Dans la profusion de figures mythologiques systématiquement explorées et classées par thèmes, entre autres celui du miroir, de l'éthique dionysiaque ou celui des silènes, célèbre depuis Erasme et Rabelais, la symbolique complexe et contradictoire d'Adonis qui donne son titre et son fil conducteur au grand poème de Marino constitue sans doute aussi la clef de sa philosophie, qu'il eût peut-être été opportun de nous donner d'emblée et sous une forme moins morcelée. A la fois héros et anti-héros, Adonis incarne la coïncidence des opposés et une éthique de la docte ignorance par delà la morale commune. Figure christique sur le mode nécessairement implicite, « réparateur de l'ordre du monde et restaurateur de la paix, de la justice et de la félicité au sein de la société des dieux et des hommes », Adonis circonscrit bien un poème sacré dont M.-F. Tristan situe volontiers l'auteur dans le sillage de Nicolas de Cuse, concluant en aval à une parenté entre le poète philosophe et le philosophe poète Leibniz, du moins à travers l'interpétation qu'en donna naguère Gilles Deleuze, cité dans la conclusion. L'occasion était bonne pour tenter de cerner, fût-ce brièvement in fine, la spécificité d'un esprit baroque, tâche que rend malaisé le réseau serré de continuités qui relient cet âge mouvant à celui de la première Renaissance.

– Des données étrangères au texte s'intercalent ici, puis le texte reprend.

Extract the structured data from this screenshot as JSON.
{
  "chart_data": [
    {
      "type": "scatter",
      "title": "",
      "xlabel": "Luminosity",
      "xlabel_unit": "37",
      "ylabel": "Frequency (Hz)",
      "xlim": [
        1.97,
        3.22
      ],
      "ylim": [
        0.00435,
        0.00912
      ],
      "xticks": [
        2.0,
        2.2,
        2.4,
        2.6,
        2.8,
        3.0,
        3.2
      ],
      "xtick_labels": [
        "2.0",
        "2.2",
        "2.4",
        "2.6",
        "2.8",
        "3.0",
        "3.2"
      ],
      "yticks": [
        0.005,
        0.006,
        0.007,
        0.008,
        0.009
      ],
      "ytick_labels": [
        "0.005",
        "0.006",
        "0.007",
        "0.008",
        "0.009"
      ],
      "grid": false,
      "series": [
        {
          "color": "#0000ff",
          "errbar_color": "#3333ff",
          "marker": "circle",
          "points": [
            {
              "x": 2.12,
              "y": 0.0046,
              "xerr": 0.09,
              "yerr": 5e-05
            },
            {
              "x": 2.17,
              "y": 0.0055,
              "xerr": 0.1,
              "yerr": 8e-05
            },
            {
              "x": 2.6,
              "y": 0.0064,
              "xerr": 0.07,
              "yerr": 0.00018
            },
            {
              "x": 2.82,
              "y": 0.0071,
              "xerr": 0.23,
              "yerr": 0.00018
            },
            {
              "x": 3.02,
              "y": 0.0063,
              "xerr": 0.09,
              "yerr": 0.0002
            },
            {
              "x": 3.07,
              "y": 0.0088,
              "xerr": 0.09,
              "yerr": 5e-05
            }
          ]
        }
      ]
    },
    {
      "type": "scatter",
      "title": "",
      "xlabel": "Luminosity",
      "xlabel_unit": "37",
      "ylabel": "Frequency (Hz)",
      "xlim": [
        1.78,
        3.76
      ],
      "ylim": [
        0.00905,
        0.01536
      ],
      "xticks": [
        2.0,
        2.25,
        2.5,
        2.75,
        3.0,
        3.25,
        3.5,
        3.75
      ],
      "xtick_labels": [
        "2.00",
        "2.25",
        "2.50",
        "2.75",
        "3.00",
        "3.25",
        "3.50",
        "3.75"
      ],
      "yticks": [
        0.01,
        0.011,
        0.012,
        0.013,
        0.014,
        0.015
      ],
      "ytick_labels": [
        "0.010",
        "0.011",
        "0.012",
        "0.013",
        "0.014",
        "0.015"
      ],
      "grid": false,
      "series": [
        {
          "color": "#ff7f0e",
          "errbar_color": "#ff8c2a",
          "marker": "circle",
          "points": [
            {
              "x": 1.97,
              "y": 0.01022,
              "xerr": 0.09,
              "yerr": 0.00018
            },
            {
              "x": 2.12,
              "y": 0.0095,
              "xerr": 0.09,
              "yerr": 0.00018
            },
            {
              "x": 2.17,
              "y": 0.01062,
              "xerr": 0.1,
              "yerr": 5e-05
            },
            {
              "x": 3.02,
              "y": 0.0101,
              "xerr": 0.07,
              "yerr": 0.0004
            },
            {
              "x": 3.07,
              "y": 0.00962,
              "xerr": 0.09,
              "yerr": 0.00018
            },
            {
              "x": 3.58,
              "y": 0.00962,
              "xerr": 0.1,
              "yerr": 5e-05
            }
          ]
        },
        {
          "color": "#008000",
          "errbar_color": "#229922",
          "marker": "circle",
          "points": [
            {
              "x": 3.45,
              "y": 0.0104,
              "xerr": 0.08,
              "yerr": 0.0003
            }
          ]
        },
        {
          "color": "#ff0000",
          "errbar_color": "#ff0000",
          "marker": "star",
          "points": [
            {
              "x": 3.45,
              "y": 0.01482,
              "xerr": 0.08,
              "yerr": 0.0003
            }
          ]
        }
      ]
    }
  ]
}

Bien qu'elle s'avère généralement aléatoire, on ne peut que saluer l'entreprise de décryptage philosophique d'une œuvre littéraire dont le langage et la finalité diffèrent par nature, pourvu toutefois que la grille interprétative s'attache à limiter, avec sa part inévitable d'anachronisme, la distance qui sépare toujours le lecteur moderne du contexte et des sources. On se félicitera en tout état de cause de trouver dans cette thèse de doctorat d'Etat un commentaire continu assorti d'abondantes citations du texte de Marino ainsi que maintes analyses émaillées de formulations brillantes qui eussent sans doute été mieux mises en valeur dans un ensemble quelque peu élagué, y compris de son jargon « technique » imposé par l'écriture philosophique à la mode depuis quelques décennies. On ne manquera pas pour autant de tirer grand profit d'une vaste bibliographie qui dépasse de loin la critique marinienne, ainsi que d'un index thématique très développé, suivi d'un index des références et des citations de l'Adone et des autres œuvres de Marino. Sans dispenser de se reporter aux autres grands travaux qui l'ont précédé, cet essai leur apporte un utile complément critique et contribue à faire mieux connaître un auteur auquel la France persiste pour d'évidentes raisons à s'intéresser fort peu.
Résumé
Il est rappelé tout d'abord que la parution, puis la mise à l'index de l'Adone correspondent exactement à la période où le magistère et la nouvelle science entreprennent de conserve une remise en ordre après les dérives de l'âge précédent. Le long purgatoire de l'Adone n'a cessé que récemment grâce au renouveau des études baroques et à une vision moins réductrice de sa poésie jusqu'alors considérée comme une rhétorique, en son sens péjoratif. Cet essai thématique de type mythocritique s'attache moins à préciser les sources effectivement utilisées par Marino qu'à présenter une synthèse de sa philosophie et de sa cosmologie, puis à déployer les grandes figures mythologiques présentes dans son poème sacré dont Adonis constitue bien évidemment le cœur. L'ouvrage de M.-F. Tristan, l'un des rares en langue française sur le sujet, offre également un commentaire de texte continu que rend aisément consultable un index thématique ainsi qu'une vaste bibliographie sur la période baroque européenne.